Vuillard and Thadée Natanson became life-long friends. The artist became longingly infatuated with Misia, but accepted his role as a sensitive confidant and settled into a profoundly platonic relationship with this remarkable woman. He was a frequent visitor to the Natansons' apartment on the rue Saint-Florentin, also on holidays and during the summer at La Grangette in Valvins, near the home of the Symbolist paragon Stéphane Mallarmé. Vuillard painted the couple, singly and together, in their homes on numerous occasions.
In this scene at La Grangette, Misia—barely distinguishable in profile at left—and Thadée attend to their journal’s editing and correspondence. Anna Vaillant, Alfred’s daughter, recalled how the “light shone through a green opaline lampshade on the little pictures that Vuillard painted during the quiet evenings” (quoted in exh. cat., op. cit., 1971, p. 121). This lamp was the primary motif in two other paintings at half the size of the present picture, painted the previous year (Salomon and Cogeval, vol. I, nos. VI-13 and -14). The large dark form of Misia’s grand piano looms in the lower left corner, always at hand for her to toss off a Chopin prelude or polonaise (Misia was born to Polish parents in Moscow), as seen in a small painted study (vol. I, no.

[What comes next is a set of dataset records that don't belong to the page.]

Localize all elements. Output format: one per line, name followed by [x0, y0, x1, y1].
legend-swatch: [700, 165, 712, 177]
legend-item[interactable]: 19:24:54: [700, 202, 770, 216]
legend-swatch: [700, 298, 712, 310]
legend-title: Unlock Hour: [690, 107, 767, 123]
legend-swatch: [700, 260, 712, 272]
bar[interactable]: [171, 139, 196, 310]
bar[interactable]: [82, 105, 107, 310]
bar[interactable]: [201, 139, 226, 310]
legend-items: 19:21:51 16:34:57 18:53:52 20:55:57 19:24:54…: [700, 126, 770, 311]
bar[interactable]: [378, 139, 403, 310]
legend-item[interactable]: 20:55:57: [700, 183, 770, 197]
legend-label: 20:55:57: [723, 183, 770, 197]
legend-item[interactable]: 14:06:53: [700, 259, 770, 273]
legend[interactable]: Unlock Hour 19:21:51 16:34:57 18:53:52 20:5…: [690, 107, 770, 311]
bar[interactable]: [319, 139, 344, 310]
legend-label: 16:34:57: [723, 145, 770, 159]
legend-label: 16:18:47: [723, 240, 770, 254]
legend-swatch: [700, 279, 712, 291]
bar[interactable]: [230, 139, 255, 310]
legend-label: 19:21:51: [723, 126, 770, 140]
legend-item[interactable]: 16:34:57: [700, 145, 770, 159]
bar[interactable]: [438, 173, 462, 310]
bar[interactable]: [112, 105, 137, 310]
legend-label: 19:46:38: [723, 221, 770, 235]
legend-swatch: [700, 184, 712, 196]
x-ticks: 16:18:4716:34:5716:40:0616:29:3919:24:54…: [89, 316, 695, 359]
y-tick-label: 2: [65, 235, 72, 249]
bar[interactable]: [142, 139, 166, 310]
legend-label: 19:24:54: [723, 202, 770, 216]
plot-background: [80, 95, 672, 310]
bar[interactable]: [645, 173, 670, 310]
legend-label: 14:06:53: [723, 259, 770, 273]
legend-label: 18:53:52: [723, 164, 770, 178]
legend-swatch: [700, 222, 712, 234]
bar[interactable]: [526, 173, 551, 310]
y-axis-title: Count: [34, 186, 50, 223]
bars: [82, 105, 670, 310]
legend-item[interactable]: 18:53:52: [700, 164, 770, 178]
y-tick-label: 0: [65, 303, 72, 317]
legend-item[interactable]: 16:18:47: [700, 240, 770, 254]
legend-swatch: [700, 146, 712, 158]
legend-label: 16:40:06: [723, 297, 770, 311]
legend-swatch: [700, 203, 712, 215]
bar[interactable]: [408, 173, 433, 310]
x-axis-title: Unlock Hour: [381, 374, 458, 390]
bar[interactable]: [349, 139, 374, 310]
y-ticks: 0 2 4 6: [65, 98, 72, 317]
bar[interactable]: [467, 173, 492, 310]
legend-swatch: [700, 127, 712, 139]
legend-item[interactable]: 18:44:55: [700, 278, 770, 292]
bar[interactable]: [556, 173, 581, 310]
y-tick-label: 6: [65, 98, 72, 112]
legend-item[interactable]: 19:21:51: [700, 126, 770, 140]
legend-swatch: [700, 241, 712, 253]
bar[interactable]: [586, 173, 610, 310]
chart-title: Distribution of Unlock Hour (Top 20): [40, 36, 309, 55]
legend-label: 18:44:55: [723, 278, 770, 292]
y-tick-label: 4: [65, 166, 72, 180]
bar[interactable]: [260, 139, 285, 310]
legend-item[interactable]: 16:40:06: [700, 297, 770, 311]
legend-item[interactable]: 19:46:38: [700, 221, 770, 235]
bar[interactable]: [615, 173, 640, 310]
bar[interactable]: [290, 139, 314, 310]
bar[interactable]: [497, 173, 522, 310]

VI-15).
The network of roofbeams above the table at which the Natansons are seated catches the lamplight to reveal the slanted form of an ankh (☥), the ancient Egyptian hieroglyphic ideogram that signifies conception and life, rebirth and eternal existence. The Theosophical Society, founded in 1875 to research and disseminate the ancient wisdom underlying all the world’s religions, to this day displays the ankh at the center of its seal. Numerous artists during the 1890s, perhaps even Vuillard himself, and likely some among the authors writing for La Revue Blanche explored theosophy. In Vuillard’s Intérieur, mystère (vol. I, no. IV-218), light passing through an arched portal from an adjoining room reveals a Greek tau (T)—in theosophy a symbol of ultimate reality—at the intersection of two wall moldings. Related to the female Venus symbol, the ankh is thought to represent the union of the male triad and female unit—an apt symbol, Vuillard may well have decided, to represent the inspiring marriage and partnership between Misia and Thadée Natanson.